- Stetson Mountain Location within Maine

Highest point
- Elevation: 1,085 ft (331 m)
- Prominence: 590 ft (180 m)
- Isolation: 9.46 mi (15.22 km) to Brown's Hill
- Coordinates: 45°31′34″N 67°58′35″W﻿ / ﻿45.526111°N 67.976389°W

Dimensions
- Length: 8 mi (13 km)

Geography
- Location: Washington County, Maine, U.S.
- Topo map: USGS Stetson Mountain

Climbing
- Easiest route: Hiking, class 1

= Stetson Mountain =

Mountain in Maine, United States

Stetson Mountain is a small mountain located in Washington County, Maine; a 8 mi long ridge running roughly north–south. The summit elevation is between 1080 ft and 1090 ft.
Stetson is approximately 10 mi from the Canada–United States border with New Brunswick.

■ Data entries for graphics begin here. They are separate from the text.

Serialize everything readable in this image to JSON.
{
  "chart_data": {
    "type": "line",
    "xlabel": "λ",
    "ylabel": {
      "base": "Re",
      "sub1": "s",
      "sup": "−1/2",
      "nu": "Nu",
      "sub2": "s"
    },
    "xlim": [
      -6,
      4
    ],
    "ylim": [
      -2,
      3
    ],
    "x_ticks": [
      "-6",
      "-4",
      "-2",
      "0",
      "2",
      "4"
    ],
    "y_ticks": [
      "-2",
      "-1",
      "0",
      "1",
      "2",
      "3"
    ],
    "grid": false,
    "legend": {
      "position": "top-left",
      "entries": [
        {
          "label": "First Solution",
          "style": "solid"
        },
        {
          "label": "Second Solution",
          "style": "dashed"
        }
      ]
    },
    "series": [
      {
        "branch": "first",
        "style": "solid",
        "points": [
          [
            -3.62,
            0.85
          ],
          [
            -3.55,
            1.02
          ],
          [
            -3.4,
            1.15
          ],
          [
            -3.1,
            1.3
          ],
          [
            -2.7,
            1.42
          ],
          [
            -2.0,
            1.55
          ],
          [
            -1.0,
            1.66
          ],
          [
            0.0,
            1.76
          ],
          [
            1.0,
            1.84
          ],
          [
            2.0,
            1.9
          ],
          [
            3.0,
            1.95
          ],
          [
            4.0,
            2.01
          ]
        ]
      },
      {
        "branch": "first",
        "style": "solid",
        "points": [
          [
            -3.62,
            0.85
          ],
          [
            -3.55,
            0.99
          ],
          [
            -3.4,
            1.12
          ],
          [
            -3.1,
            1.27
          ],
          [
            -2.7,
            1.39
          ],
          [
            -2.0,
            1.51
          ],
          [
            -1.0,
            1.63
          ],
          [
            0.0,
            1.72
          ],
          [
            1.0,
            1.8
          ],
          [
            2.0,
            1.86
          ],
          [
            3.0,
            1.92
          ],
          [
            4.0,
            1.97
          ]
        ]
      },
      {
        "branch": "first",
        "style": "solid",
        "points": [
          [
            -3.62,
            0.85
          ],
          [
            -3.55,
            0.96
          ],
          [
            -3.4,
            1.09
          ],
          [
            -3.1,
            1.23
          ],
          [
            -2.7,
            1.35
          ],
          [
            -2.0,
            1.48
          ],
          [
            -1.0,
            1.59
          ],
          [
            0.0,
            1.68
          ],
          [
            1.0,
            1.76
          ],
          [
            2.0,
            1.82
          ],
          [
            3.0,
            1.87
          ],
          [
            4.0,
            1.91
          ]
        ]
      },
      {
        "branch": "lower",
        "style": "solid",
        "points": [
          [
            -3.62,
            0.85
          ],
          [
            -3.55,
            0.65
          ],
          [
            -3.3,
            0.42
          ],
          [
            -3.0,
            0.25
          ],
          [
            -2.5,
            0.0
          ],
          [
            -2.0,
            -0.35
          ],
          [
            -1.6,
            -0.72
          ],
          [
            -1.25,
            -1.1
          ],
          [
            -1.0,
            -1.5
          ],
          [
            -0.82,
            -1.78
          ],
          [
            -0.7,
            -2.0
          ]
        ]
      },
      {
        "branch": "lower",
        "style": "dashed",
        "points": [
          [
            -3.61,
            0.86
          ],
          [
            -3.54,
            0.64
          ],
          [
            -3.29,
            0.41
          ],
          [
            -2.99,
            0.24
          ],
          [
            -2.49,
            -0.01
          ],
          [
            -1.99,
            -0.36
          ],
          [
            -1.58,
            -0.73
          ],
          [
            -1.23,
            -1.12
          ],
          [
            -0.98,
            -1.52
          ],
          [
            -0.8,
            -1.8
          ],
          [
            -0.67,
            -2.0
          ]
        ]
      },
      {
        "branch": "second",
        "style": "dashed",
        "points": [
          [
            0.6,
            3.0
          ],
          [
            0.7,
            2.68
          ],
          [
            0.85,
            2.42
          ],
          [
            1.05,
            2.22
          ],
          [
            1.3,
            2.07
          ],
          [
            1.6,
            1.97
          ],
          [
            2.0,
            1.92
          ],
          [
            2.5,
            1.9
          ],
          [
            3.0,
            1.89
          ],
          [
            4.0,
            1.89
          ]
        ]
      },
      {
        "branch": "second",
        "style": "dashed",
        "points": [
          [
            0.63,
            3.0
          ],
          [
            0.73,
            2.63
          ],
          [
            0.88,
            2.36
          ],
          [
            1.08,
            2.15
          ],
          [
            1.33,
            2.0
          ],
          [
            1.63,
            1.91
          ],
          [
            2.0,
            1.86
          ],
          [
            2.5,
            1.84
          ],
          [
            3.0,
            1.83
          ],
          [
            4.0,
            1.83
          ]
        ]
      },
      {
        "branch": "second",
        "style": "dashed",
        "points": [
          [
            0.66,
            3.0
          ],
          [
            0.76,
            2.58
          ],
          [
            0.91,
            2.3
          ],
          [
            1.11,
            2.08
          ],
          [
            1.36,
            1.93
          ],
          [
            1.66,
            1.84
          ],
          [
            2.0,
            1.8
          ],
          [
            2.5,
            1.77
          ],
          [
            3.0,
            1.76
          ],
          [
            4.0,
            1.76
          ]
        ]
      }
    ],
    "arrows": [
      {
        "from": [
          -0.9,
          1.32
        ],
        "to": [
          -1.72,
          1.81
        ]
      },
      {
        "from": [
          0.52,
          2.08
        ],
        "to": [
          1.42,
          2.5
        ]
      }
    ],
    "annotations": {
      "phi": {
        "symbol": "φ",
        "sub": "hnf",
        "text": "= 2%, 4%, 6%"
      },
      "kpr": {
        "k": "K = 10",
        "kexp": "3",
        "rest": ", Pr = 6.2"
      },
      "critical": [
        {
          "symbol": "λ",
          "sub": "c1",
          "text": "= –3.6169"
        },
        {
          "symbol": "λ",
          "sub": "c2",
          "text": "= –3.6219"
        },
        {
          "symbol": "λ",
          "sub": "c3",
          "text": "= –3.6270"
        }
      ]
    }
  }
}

Stetson Mountain stands within the watershed of the Mattawamkeag River, which drains into the Penobscot River, and into Penobscot Bay.
Much of the west side of Stetson Mtn. drains into Meadow Brook, thence into the Mattawamkeag River.
Both sides of the southern end of Stetson Mountain drain into Baskahegan Stream, thence into the Mattawamkeag River.
Both sides of the northern end and most of the east side of Stetson Mountain drain into Hot Brook, thence into Baskahegan Stream.

== Stetson Wind Farm ==
In January 2008, First Wind (then UPC Wind) received the approval of the Maine Land Use Regulation Commission (LURC) for its Stetson Wind Farm. The 57 megawatt wind farm began commercial operations in January 2009. It consists of 38 General Electric 1.5-MW wind turbines, and is expected to generate approximately 167 million kilowatt-hours (kW·h) of electricity per year. As of 2009, Stetson Wind is the largest wind energy project in operation in New England, surpassing the Mars Hill Wind Farm.

In March 2009, the LURC approved First Wind's $60 million 25.5 MW Stetson II project. The 17 turbines will be installed on nearby Jimmy and Owl mountains.